Trousers have gone slimmer this season and the lengths can vary from a full normal length trouser to a cropped trouser which finishes at the ankle – often with a small turn up. Quite often the more fashionable shapes have pleats. Tip: shoe heights with a cropped trouser will vary from woman to women but they do look good with a short boot and small chunky heel.


The more fashionable styles this season are shorter – generally chin length or slightly longer.  This is because shirts have become a real staple and roll neck sweaters are very prominent. Shorter hair looks less heavy with these.  The trick is to leave it just long enough that you can tie it back on days when you’re short of time.

The big thing with shorter hair is that it must be cut by a really good hairdresser because the quality of the cut is so much more visible.


What to look for in expensive clothes

A reader emailed me this week with an interesting question: “If I’m buying expensive clothes, what should I be looking for that tells me that they’re good value.  How can I tell?”

This is exactly the right question to ask.  The word ‘expensive’ often carries connotations of bad value for money.  But if you buy knowledgeably, the extra cost is a good investment.

Really the only two things that should mean a garment costs more are the cut (interesting design, of course) – and the cloth (and trimmings).

The right fabric

Cloth first: the performance of the fabric – the main raw material – is typically reflected in the cost.  More expensive fabrics most importantly feel good, dry clean better and therefore last and look better for longer.

I was recently asked why a cashmere coat can be bought for £800 in one designer shop and £3000 in another.  This is largely due to the sort of cashmere that has been used.  There many different qualities of cashmere but while the actual feel of the cheaper garment can be OK, the combination of the feel, the warmth and the longevity of the better fabric is very obvious when you put the two next to each other.


I am always surprised when companies use expensive fabrics and then economise on the buttons which are often made of plastic.  Although sometimes it can be quite difficult to tell a natural button which is usually made of horn, it is an economy which a true artisan would not contemplate. 

The way the garment is finished inside is also an interesting tell. Many clients can’t understand why an unlined garment would cost more than a similar lined one.  In fact, lining is often used to disguise cheap finishing on the seams; when each seam has to be individually bound because there is no lining to cover them, it is much more costly to produce.  In summer there are some fabrics that hang better and feel more comfortable unlined or half lined; and in winter some of the modern fabrics are too thick to line and would be spoiled by a lining.
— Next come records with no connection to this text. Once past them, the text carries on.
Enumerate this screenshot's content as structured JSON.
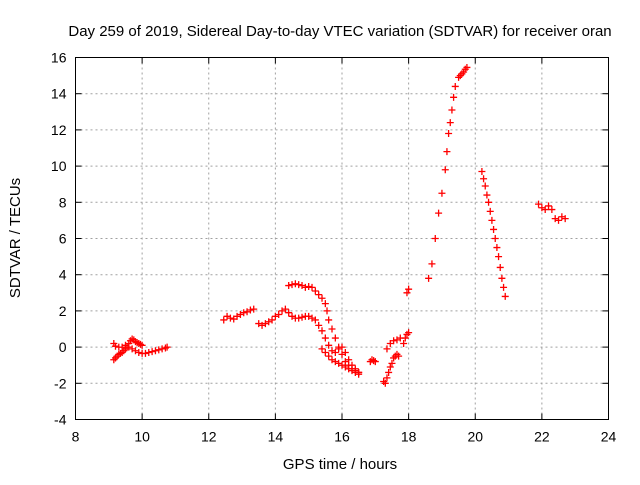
{
  "chart_data": {
    "type": "scatter",
    "title": "Day 259 of 2019, Sidereal Day-to-day VTEC variation (SDTVAR) for receiver oran",
    "xlabel": "GPS time / hours",
    "ylabel": "SDTVAR / TECUs",
    "xlim": [
      8,
      24
    ],
    "ylim": [
      -4,
      16
    ],
    "xticks": [
      8,
      10,
      12,
      14,
      16,
      18,
      20,
      22,
      24
    ],
    "yticks": [
      -4,
      -2,
      0,
      2,
      4,
      6,
      8,
      10,
      12,
      14,
      16
    ],
    "grid": true,
    "marker": "+",
    "colors": {
      "series": "#ff0000",
      "grid": "#a0a0a0",
      "axis": "#000000"
    },
    "series": [
      {
        "name": "SDTVAR",
        "x": [
          9.15,
          9.2,
          9.25,
          9.3,
          9.35,
          9.4,
          9.45,
          9.5,
          9.55,
          9.6,
          9.65,
          9.7,
          9.75,
          9.8,
          9.85,
          9.9,
          9.95,
          10.0,
          9.15,
          9.2,
          9.3,
          9.4,
          9.5,
          9.6,
          9.7,
          9.8,
          9.9,
          10.0,
          10.1,
          10.2,
          10.3,
          10.4,
          10.5,
          10.6,
          10.7,
          10.75,
          12.45,
          12.55,
          12.65,
          12.75,
          12.85,
          12.95,
          13.05,
          13.15,
          13.25,
          13.35,
          13.5,
          13.6,
          13.7,
          13.8,
          13.9,
          14.0,
          14.1,
          14.2,
          14.3,
          14.4,
          14.5,
          14.6,
          14.7,
          14.8,
          14.9,
          15.0,
          15.1,
          15.2,
          15.3,
          15.4,
          15.5,
          15.6,
          15.7,
          15.8,
          15.9,
          16.0,
          16.1,
          16.2,
          16.3,
          16.4,
          16.5,
          14.4,
          14.5,
          14.6,
          14.7,
          14.8,
          14.9,
          15.0,
          15.1,
          15.2,
          15.3,
          15.4,
          15.5,
          15.55,
          15.6,
          15.7,
          15.8,
          15.9,
          16.0,
          16.1,
          16.2,
          16.3,
          16.4,
          16.5,
          15.4,
          15.5,
          15.6,
          15.7,
          15.8,
          15.9,
          16.0,
          16.1,
          16.2,
          16.3,
          16.4,
          16.5,
          16.85,
          16.9,
          16.95,
          17.0,
          17.25,
          17.3,
          17.35,
          17.4,
          17.45,
          17.5,
          17.55,
          17.6,
          17.65,
          17.7,
          17.35,
          17.45,
          17.55,
          17.65,
          17.75,
          17.85,
          17.9,
          17.95,
          18.0,
          17.95,
          18.0,
          18.6,
          18.7,
          18.8,
          18.9,
          19.0,
          19.1,
          19.15,
          19.2,
          19.25,
          19.3,
          19.35,
          19.4,
          19.5,
          19.55,
          19.6,
          19.65,
          19.7,
          19.75,
          20.2,
          20.25,
          20.3,
          20.35,
          20.4,
          20.45,
          20.5,
          20.55,
          20.6,
          20.65,
          20.7,
          20.75,
          20.8,
          20.85,
          20.9,
          21.9,
          22.0,
          22.1,
          22.2,
          22.3,
          22.4,
          22.5,
          22.6,
          22.7
        ],
        "y": [
          -0.7,
          -0.6,
          -0.5,
          -0.4,
          -0.35,
          -0.3,
          -0.2,
          -0.1,
          0.0,
          0.2,
          0.35,
          0.45,
          0.4,
          0.3,
          0.25,
          0.2,
          0.15,
          0.1,
          0.2,
          0.05,
          0.0,
          0.0,
          0.1,
          0.0,
          -0.1,
          -0.2,
          -0.3,
          -0.35,
          -0.35,
          -0.3,
          -0.25,
          -0.2,
          -0.15,
          -0.1,
          -0.05,
          0.0,
          1.5,
          1.7,
          1.6,
          1.55,
          1.7,
          1.8,
          1.9,
          1.95,
          2.05,
          2.1,
          1.3,
          1.2,
          1.3,
          1.4,
          1.5,
          1.7,
          1.8,
          2.0,
          2.1,
          1.9,
          1.7,
          1.6,
          1.6,
          1.65,
          1.7,
          1.7,
          1.6,
          1.5,
          1.2,
          0.9,
          0.5,
          0.1,
          -0.2,
          -0.3,
          -0.1,
          0.0,
          -0.3,
          -0.7,
          -1.0,
          -1.2,
          -1.4,
          3.4,
          3.45,
          3.5,
          3.45,
          3.4,
          3.3,
          3.35,
          3.3,
          3.1,
          2.9,
          2.7,
          2.4,
          2.0,
          1.5,
          1.0,
          0.5,
          0.0,
          -0.4,
          -0.8,
          -1.0,
          -1.2,
          -1.3,
          -1.4,
          -0.1,
          -0.3,
          -0.5,
          -0.7,
          -0.8,
          -0.9,
          -1.0,
          -1.1,
          -1.2,
          -1.3,
          -1.4,
          -1.5,
          -0.8,
          -0.7,
          -0.75,
          -0.8,
          -1.9,
          -2.0,
          -1.7,
          -1.4,
          -1.1,
          -0.9,
          -0.6,
          -0.5,
          -0.4,
          -0.5,
          -0.1,
          0.2,
          0.35,
          0.4,
          0.5,
          0.2,
          0.5,
          0.7,
          0.8,
          3.0,
          3.2,
          3.8,
          4.6,
          6.0,
          7.4,
          8.5,
          9.8,
          10.8,
          11.8,
          12.4,
          13.1,
          13.8,
          14.4,
          14.9,
          15.0,
          15.1,
          15.2,
          15.35,
          15.45,
          9.7,
          9.3,
          8.9,
          8.4,
          8.0,
          7.5,
          7.0,
          6.5,
          6.0,
          5.5,
          5.0,
          4.4,
          3.8,
          3.3,
          2.8,
          7.9,
          7.7,
          7.6,
          7.8,
          7.6,
          7.1,
          7.0,
          7.2,
          7.1
        ]
      }
    ]
  }
}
Another thing to look for when buying modern stretch fabrics is that the lining corresponds with the properties of the fabric.  Some companies don’t use stretch lining, which makes the garment less comfortable to wear.

The right fit

As for cut, the actual cutting or making cost is one of the most significant elements of the total cost of a garment.  The number of pieces in a good jacket can be more than 30 to create an interesting shape and fit.  By contrast a jacket with very few darts and seams can be manufactured more cheaply but will not give such a good shape or fit.


You will be able to see the difference if you look closely at the garment.  But you will really know if the cut is worth paying for when you try the garment on.  If the fabric and the fit is right for you, you will feel fabulous.  Don’t accept anything less.

In short: fit + fabric = fabulous.

The right salesperson

There is another way to ensure that the clothes you are buying are good value and not just expensive, and that is to know that the people who are selling it you are genuinely knowledgeable about why it costs what it costs. Get them to talk about the fabric, the cut and the craft that has gone into the garment – if they know the answers you can be confident in the value of your purchase.